Ivy Leaguers Keep Grip on Colombia Economy Amid Drug Chaos
By Matthew Bristow – May 24, 2016
Earlier this year, a cocaine gang shut down an entire region of northern Colombia, torching cars that defied its orders to stay off the highways. Police officers were assassinated and a truck driver was murdered.
In what might as well be a parallel universe, the country’s finance officials, educated at the world’s most prestigious institutions, are negotiating its expected entry into the Organisation for Economic Cooperation and Development, the club of rich nations with the highest standards of governance and transparency. The economy expanded 3.1 percent last year, outpacing every other major country in the Americas except Peru.
“That’s our schizophrenia,” said Ana Fernanda Maiguashca, a central bank co-director who grew up in Cali when the city was home to the world’s richest drug traffickers, before winning a scholarship to Columbia University in New York.
As Maiguashca notes, Colombia is a dichotomy. By some measures it is the most stable economy in South America, yet also the violent and chaotic heart of the world’s cocaine industry. Even as guerrillas and drug cartels have spread chaos in recent decades, highly-qualified technocrats managed its finances, allowing it to avoid the debt defaults, hyperinflation and slumps that have plagued the rest of the region.
A Developed Nation by 2023?
Now the government is close to signing a deal to dismantle the Revolutionary Armed Forces of Colombia, or FARC, a Marxist group, after decades of civil conflict. The accord is being promoted as a major step forward for Colombia, something that will boost investment and remove a major obstacle to wealth production. Finance Minister Mauricio Cardenas has said Colombia can become a developed nation by 2023.
But some analysts note that the spread of criminal gangs and the risk that they will take over territory abandoned by the FARC could act as a brake on the technocracy’s goal.
If, by contrast, the armed groups can be eliminated, Colombia’s standard of living can converge with that of wealthier nations in the region, such as Mexico and Chile.
Colombia’s civil service elite was born following a 1960s foreign exchange crisis, according to Rodrigo Botero, who served as Finance Minister in the 1970s. That led the central bank and other institutions to set up programs for people to do post-graduate work abroad, to improve the quality of policy-making.
Berkeley, Harvard, LSE
Today, virtually everyone with any say over Colombia’s economy has been trained at a U.S. or European university: the President (London School of Economics), the Minister of Finance (Berkeley), the Central Bank Governor (University of Illinois at Urbana-Champaign), the Director of Public Credit (Harvard), and the head of the state oil company (New York University).
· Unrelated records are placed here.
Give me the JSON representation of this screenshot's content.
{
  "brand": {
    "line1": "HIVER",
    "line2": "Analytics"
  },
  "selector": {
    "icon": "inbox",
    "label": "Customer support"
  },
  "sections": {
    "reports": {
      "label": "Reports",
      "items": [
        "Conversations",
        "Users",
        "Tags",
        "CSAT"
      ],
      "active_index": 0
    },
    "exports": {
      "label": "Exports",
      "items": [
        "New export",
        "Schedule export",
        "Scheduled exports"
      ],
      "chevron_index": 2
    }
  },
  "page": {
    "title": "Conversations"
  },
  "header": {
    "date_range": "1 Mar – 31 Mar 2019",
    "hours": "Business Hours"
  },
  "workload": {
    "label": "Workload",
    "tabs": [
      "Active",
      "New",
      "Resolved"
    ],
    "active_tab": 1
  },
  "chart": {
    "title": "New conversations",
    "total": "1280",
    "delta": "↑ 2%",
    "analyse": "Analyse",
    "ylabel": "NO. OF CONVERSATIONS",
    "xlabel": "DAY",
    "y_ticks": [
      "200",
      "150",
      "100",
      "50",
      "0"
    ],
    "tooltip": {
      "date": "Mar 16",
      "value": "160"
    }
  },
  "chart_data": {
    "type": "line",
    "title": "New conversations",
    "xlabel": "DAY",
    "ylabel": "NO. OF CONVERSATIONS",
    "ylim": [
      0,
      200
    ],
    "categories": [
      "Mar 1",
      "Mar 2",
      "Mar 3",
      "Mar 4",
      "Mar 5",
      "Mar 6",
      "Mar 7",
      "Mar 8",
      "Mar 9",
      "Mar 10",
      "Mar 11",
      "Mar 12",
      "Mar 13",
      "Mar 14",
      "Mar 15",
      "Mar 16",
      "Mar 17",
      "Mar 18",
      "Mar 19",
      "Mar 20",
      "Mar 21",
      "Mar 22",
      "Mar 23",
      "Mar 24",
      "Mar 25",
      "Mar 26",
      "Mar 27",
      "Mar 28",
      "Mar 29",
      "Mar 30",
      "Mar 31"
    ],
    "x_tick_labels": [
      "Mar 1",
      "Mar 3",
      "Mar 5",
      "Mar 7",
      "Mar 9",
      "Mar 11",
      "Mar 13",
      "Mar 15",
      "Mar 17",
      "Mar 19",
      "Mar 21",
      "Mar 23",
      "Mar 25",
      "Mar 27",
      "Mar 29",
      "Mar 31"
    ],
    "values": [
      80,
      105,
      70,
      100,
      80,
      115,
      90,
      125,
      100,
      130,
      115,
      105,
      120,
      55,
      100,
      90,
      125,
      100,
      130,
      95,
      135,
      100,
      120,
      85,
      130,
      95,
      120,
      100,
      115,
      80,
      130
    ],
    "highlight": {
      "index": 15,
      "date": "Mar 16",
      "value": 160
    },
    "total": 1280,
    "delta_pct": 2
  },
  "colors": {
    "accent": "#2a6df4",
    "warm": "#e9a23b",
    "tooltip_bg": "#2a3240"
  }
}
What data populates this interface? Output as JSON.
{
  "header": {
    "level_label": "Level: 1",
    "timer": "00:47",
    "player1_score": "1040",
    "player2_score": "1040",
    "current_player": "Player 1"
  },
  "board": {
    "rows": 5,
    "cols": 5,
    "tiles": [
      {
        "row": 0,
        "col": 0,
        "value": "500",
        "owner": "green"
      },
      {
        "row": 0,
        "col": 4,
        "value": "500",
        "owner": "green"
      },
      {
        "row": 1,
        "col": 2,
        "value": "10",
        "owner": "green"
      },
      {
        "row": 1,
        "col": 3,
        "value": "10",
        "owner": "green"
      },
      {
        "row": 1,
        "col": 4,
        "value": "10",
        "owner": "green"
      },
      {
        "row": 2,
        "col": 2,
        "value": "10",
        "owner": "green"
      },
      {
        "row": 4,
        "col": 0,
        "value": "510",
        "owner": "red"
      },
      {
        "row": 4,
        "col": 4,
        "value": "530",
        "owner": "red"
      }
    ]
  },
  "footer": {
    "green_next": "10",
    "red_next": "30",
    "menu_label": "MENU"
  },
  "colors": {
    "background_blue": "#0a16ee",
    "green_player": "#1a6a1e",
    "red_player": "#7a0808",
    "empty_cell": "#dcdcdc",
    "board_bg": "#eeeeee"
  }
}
At the same time, large parts of the country barely have a government at all, which allows criminal gangs to flourish. The state’s weak presence in much of the countryside means that, even in the best of cases, the anarchic side of Colombia will continue to exist for most of a generation, according to Adam Isacson of the Washington Office on Latin America.
“We’ve seen in Iraq and Afghanistan you can’t just plant functioning government seeds and expect them to sprout,” Isacson said in a phone interview. “If you compare today to Colombia 15 years ago, they’ve made a lot of progress reducing the amount of Colombia that is anarchic Colombia, but it’s a long-term process.”
One complication is a surge in cocaine production, which is pouring money into the coffers of criminal groups. The amount of land dedicated to growing coca, the raw material for making cocaine, continued to rise last year, according to the Defense Ministry, on top of a 44 percent increase in 2014. That means that, after years of falling production, the nation is once again producing more than Peru and Bolivia combined.
But while organized crime has managed to corrupt Congress, regional governments, the justice system and security forces, key economic institutions have largely remained aloof. These institutions have also developed a strong and unusual culture of favoring technical competence over political allegiance, according to Botero.
Everyone in Colombian public life understands that the nation’s key economic institutions — the Finance Ministry, the Central Bank and the Department of National Planning — are off limits for certain types of behavior, said José Antonio Ocampo, a former Colombian Finance Minister who now teaches at Columbia University.
“There’s an implicit political consensus that these institutions will not be significantly affected by politics,” he said. Ocampo said that when he was Agriculture Minister, he would often be approached by members of Congress seeking jobs for their proteges, but that this never happened when he became head of National Planning.
These islands of technical competence are now spreading beyond the government agencies that control the national purse strings, to the Health Ministry, the Ministry of Mines and Energy, the Ministry of Industry and Commerce, and other parts of the state, Botero said.
But while the economics doctorates slowly take control over bigger areas of the state, the cocaine gangs are also spreading their power — to illegal gold and other forms of mining. The also raise money from extortion of businesses in areas they control. A battle is looming.
Jorge Restrepo, an economics professor at Bogota’s Javeriana University who studies the conflict, put it this way: “If we are not able to defeat these highly violent organized groups, we are not going to be able to enter into a post-conflict phase.”